Platforms now carry actual legal duties around illegal content and user safety — not just recommendations. The Data (Use and Access) Act changed how organisations can collect, share, and process personal data in the UK. The ICO is still updating guidance to reflect it. Worth checking if you’re a business owner or handle customer data in any capacity.

What Helps

The ICO advises strong passwords, multi-factor authentication, frequent software updates and caution with unexpected emails — measures that are still the most effective baseline steps to take.

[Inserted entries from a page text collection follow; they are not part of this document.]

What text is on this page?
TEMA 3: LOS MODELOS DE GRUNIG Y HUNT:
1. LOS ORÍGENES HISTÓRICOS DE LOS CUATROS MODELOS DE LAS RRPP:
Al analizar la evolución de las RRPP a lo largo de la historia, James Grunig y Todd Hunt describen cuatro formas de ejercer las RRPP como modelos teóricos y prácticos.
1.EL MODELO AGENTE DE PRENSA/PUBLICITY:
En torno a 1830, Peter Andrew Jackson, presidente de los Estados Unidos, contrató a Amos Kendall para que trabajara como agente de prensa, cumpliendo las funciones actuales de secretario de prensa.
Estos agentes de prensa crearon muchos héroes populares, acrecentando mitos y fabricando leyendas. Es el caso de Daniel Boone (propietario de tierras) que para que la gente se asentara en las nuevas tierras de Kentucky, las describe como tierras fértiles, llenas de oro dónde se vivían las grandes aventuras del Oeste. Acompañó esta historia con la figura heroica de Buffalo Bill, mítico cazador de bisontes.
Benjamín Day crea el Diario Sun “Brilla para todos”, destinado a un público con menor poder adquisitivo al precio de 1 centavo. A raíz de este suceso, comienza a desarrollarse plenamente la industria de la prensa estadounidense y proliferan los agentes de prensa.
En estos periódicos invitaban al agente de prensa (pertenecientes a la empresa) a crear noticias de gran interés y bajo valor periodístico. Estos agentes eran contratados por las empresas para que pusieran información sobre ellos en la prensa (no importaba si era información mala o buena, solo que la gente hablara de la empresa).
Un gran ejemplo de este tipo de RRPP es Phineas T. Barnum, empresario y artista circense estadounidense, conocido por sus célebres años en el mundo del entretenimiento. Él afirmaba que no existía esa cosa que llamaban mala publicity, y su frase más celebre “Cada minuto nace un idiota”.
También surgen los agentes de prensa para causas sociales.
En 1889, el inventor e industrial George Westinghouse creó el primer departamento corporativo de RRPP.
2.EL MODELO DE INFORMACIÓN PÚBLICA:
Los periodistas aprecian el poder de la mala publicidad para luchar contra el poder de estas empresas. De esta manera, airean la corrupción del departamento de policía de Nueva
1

On public or shared Wi-Fi, traffic encryption matters. A free VPN handles that without requiring a paid subscription — it won’t make anyone anonymous, but it does make opportunistic interception significantly harder. That covers the most common risk most people face on public networks.

checklist:

  • Strong, unique passwords — and a password manager to handle them
  • Multi-factor authentication on email and banking at minimum
  • Software updates switched to automatic where possible
  • Treat unexpected emails with a link as suspicious by default
  • Free VPN on public Wi-Fi

None of this is complicated. The gap between people who do these things and people who don’t is mostly just awareness.